Isn't it time to seriously examine the link between the returns from the country's industrial sector and the huge sums of money dished out every year in the form of duty exemptions and a host of other fiscal benefits by the government? A FE report the other day came up with a detailed picture of various fiscal incentives doled out to various sectors in the recent years. The amount is astronomical, and so the immediate reaction of a conscious citizen is likely to be the obvious: what the economy gets in return, or is it worth parting with huge NBR revenue? The government handed out around Tk 1.47 trillion in the form of tax exemptions at import stage to various sectors since 2014-15 until January last. The amount of tax waived is nearly half the current fiscal's total tax collection target of Tk 2.96 trillion. The afore-mentioned FE report, quoting data from various government sources, said the volume of taxes in the form of exemptions has been increasing every year since FY 15. In FY 2014-15, the NBR granted tax exemptions to the tune of Tk 210.70 billion at import stage, which doubled in FY 2017-18.
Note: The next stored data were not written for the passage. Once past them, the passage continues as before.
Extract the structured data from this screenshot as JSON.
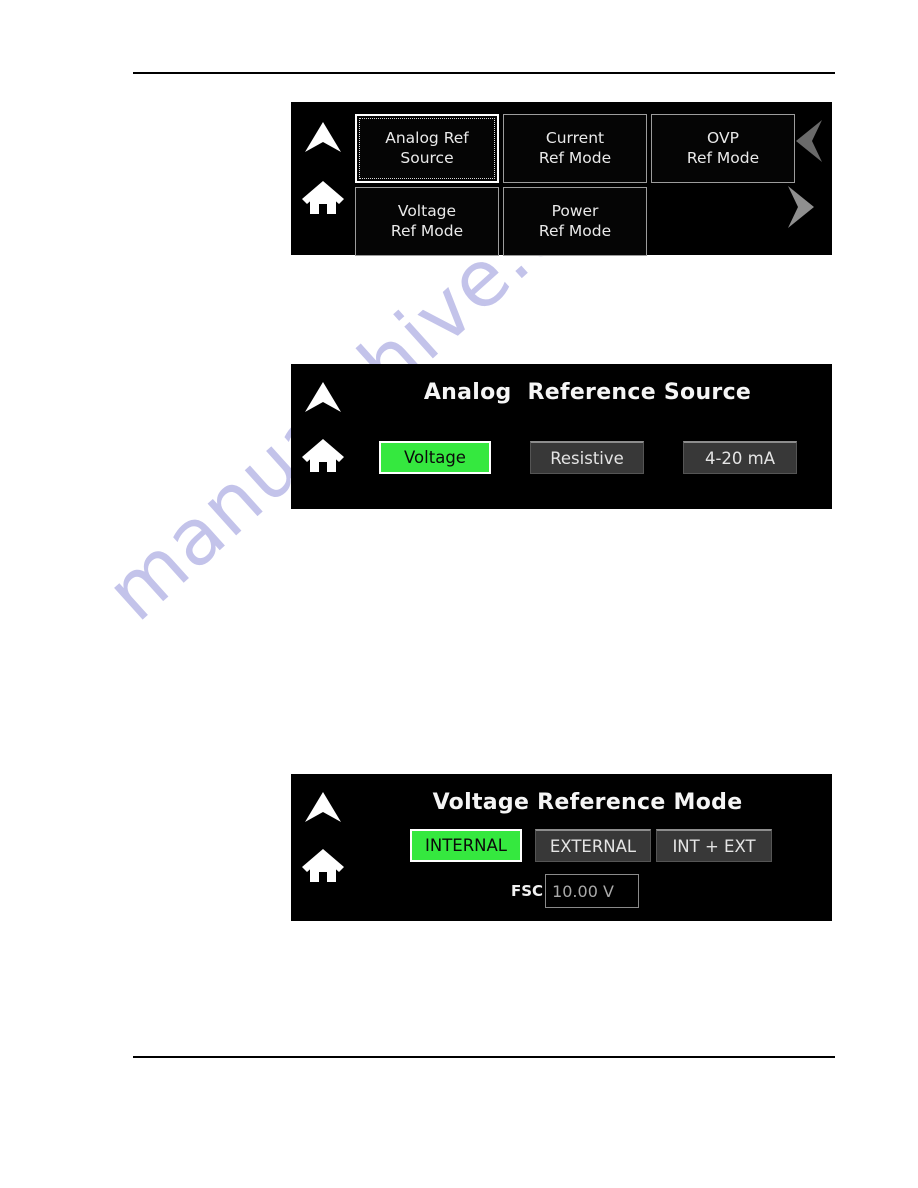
{
  "page": {
    "watermark": "manualshive.com",
    "background": "#ffffff",
    "rule_color": "#000000"
  },
  "colors": {
    "panel_background": "#000000",
    "active_green": "#35e83f",
    "inactive_gray": "#383838",
    "border_gray": "#9c9c9c",
    "text_light": "#e9e9e9",
    "chevron_gray": "#6a6a6a",
    "watermark": "#c3c3ea"
  },
  "panel_menu": {
    "nav": {
      "up_icon": "chevron-up-icon",
      "home_icon": "home-icon",
      "prev_icon": "chevron-left-icon",
      "next_icon": "chevron-right-icon"
    },
    "buttons": [
      {
        "line1": "Analog Ref",
        "line2": "Source",
        "selected": true
      },
      {
        "line1": "Current",
        "line2": "Ref Mode",
        "selected": false
      },
      {
        "line1": "OVP",
        "line2": "Ref Mode",
        "selected": false
      },
      {
        "line1": "Voltage",
        "line2": "Ref Mode",
        "selected": false
      },
      {
        "line1": "Power",
        "line2": "Ref Mode",
        "selected": false
      }
    ]
  },
  "panel_source": {
    "title": "Analog  Reference Source",
    "nav": {
      "up_icon": "chevron-up-icon",
      "home_icon": "home-icon"
    },
    "options": [
      {
        "label": "Voltage",
        "active": true
      },
      {
        "label": "Resistive",
        "active": false
      },
      {
        "label": "4-20 mA",
        "active": false
      }
    ]
  },
  "panel_vref": {
    "title": "Voltage Reference Mode",
    "nav": {
      "up_icon": "chevron-up-icon",
      "home_icon": "home-icon"
    },
    "options": [
      {
        "label": "INTERNAL",
        "active": true
      },
      {
        "label": "EXTERNAL",
        "active": false
      },
      {
        "label": "INT + EXT",
        "active": false
      }
    ],
    "fsc": {
      "label": "FSC",
      "value": "10.00 V"
    }
  }
}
It is a regular feature that businesses in the country are ever eager to look up to the government for incentives -- mostly in the form of tax waivers. The government, too, is accustomed to viewing such waivers as trade facilitating actions that can lower costs, boost production and increase exports. This is a historical phenomenon prompted initially by the need of state support, especially fiscal support, for infant industries to compete with imported goods in the domestic market and also to find an edge in overseas markets. However, although the manufacturing sector has changed a good deal over the past decades, the culture of incentivising by fiscal concessions is still quite pervasive. What appears to be behind this could perhaps be the perception that facilitation essentially calls for fiscal rebate, concessions and even outright waivers. But this is not necessarily the case, because facilitation through various infrastructure upgrades, removing bureaucratic bottlenecks, subsidised transportation cost, expansion of credit facility etc can also weigh substantially in favour of equipping an enterprise better.

As a least developed country (LDC), Bangladesh has been under no major pressure from the World Trade Organisation (WTO) to discontinue fiscal benefits. While this makes a case for the industrial sector, particularly the export-oriented sector, to keep asking for increasing rebates, the fact remains that there has not been any methodical research on the amount of money the country loses vis-à-vis the gains from exporting or the direct or indirect benefits enjoyed by consumers. Moreover, there are instances of abuse -- allegedly significantly -- in enjoying tax holiday by some exporting sectors.

It is true, quantifying the benefits of the economy from such exemptions is not easy. Attempts, however, may be made to see whether an enterprise gained, and if yes, how much from fiscal incentives and duty exemptions in respect of some broad parameters such as boosting productivity, overseas marketing and export remittance.